Жизнь и смерть Михаила Лермонтова. Сказание об Омаре Хайяме (Гулиа) - страница 28

Известно, что к Мишелю был приставлен доктор Ансельм Левис, или Леви, — французский еврей. Он жил в тарханской усадьбе. Главною его обязанностью было выходить Мишеля, елико возможно поправить его здоровье. Бабушка ничего не жалела ради внука. Буквально ничего!..

Можно ли уверенно предсказать будущий талант ребенка? Едва ли. К шестнадцати — девятнадцати годам человек претерпевает довольно серьезные духовные и физические изменения. Ни те, ни другие нельзя рассматривать обособленно. Поэтому прогнозирование сильно усложняется. Моцарт очень рано проявил свои способности. И Пушкин тоже. По-видимому, талант так или иначе уходит корнями в раннее детство. И в то же время можно задать такой вопрос: можно ли было «увидеть» в хилом ребенке великого Ньютона? Кто бы распознал в двадцатилетнем юноше, ничего не умеющем делать по-настоящему, будущего О'Генри? Не задним числом, а с помощью гаданий, хотя бы при содействии современного компьютера или каким-либо иным способом. Может ли самый тонкий психологический анализ открыть в подростке будущего прозаика? Едва ли, поскольку развитие такого таланта очень тесно связано с накоплением разнообразного жизненного опыта. Особенно в наше время, когда наука вторгается во все поры жизни, когда искусство и литература должны быть на гребне научного познания бытия. Поэтому лично я не очень верю, чтобы в семидесятые годы двадцатого века вдруг объявился гениальный прозаик двадцати — двадцати пяти лет от роду. Может, чувства у него вполне достанет, но что касается суммы знаний и жизненного опыта — сомнительно. И в то же время литература такая порой загадочная область, что не знаешь, что когда найдешь и когда что потеряешь.

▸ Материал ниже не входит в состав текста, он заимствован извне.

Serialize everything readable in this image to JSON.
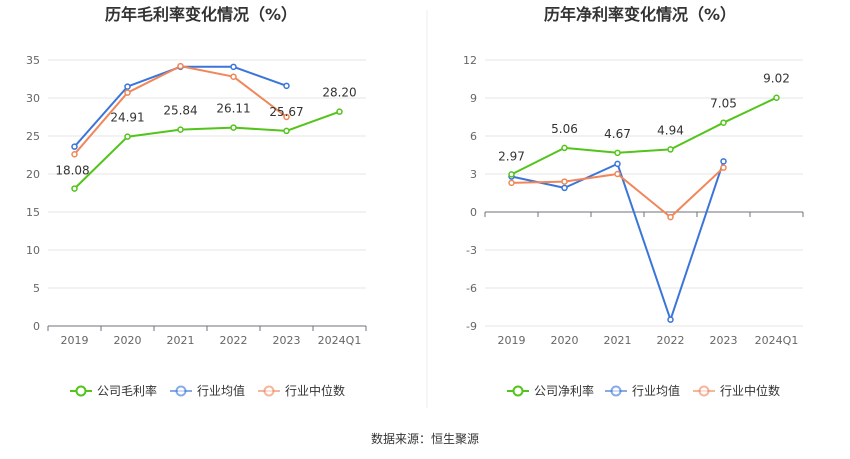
{
  "chart_data": [
    {
      "type": "line",
      "title": "历年毛利率变化情况（%）",
      "categories": [
        "2019",
        "2020",
        "2021",
        "2022",
        "2023",
        "2024Q1"
      ],
      "ylim": [
        0,
        35
      ],
      "yticks": [
        0,
        5,
        10,
        15,
        20,
        25,
        30,
        35
      ],
      "series": [
        {
          "name": "公司毛利率",
          "color": "#52c41a",
          "values": [
            18.08,
            24.91,
            25.84,
            26.11,
            25.67,
            28.2
          ],
          "labels": [
            "18.08",
            "24.91",
            "25.84",
            "26.11",
            "25.67",
            "28.20"
          ]
        },
        {
          "name": "行业均值",
          "color": "#3a75d9",
          "values": [
            23.6,
            31.5,
            34.1,
            34.1,
            31.6,
            null
          ]
        },
        {
          "name": "行业中位数",
          "color": "#f08659",
          "values": [
            22.6,
            30.7,
            34.2,
            32.8,
            27.5,
            null
          ]
        }
      ]
    },
    {
      "type": "line",
      "title": "历年净利率变化情况（%）",
      "categories": [
        "2019",
        "2020",
        "2021",
        "2022",
        "2023",
        "2024Q1"
      ],
      "ylim": [
        -9,
        12
      ],
      "yticks": [
        -9,
        -6,
        -3,
        0,
        3,
        6,
        9,
        12
      ],
      "series": [
        {
          "name": "公司净利率",
          "color": "#52c41a",
          "values": [
            2.97,
            5.06,
            4.67,
            4.94,
            7.05,
            9.02
          ],
          "labels": [
            "2.97",
            "5.06",
            "4.67",
            "4.94",
            "7.05",
            "9.02"
          ]
        },
        {
          "name": "行业均值",
          "color": "#3a75d9",
          "values": [
            2.8,
            1.9,
            3.8,
            -8.5,
            4.0,
            null
          ]
        },
        {
          "name": "行业中位数",
          "color": "#f08659",
          "values": [
            2.3,
            2.4,
            3.0,
            -0.4,
            3.5,
            null
          ]
        }
      ]
    }
  ],
  "footer": {
    "source": "数据来源：恒生聚源"
  }
}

Говорят: природа навевает поэтические образы. Вероятно, часто оно так и бывает. Хотя я, грешным делом, полагаю, что ничего сама по себе она навеять не может без человека, без его присутствия, в какой бы форме оно ни было — «заочным» или «очным». Но это спорно, и отношу это только на счет идиосинкразии, вызываемой во мне голой красотой природы, не одухотворенной человеком. Я бы даже сказал: не оживленной его присутствием. Но это, повторяю, — сугубо личное…

Кто бы ни приехал в Тарханы, кто бы ни прошелся по их таинственным тропам, где все дышит неподдельной красотой, тот наверняка скажет: да, здесь должна была родиться истинная поэзия! Это не бурная природа, неуемная в своем цветении и увядании. Это не Кавказ с его необузданным пейзажем, со взлетами скал и сказочными глубинами долин. Нет, это великолепная в своем роде среднерусская флора, где зелень в меру зелена, где увяданье ее медленно и печально, где дали подернуты дымкой и небо нависает над землею чудесным шатром. И тихий пруд кажется постоянно дремлющим, его зеркальная поверхность, и берега, полные грусти, навеваемой густыми ветлами, — все, все подчеркивает необозримость далей и высоту небес. И как ни странно, среди этой необозримости не пропадает ни одна былинка, ни единый цветок. Здесь все как бы на виду. Не в эти ли часы «смиряется души моей тревога» и «расходятся морщины на челе»?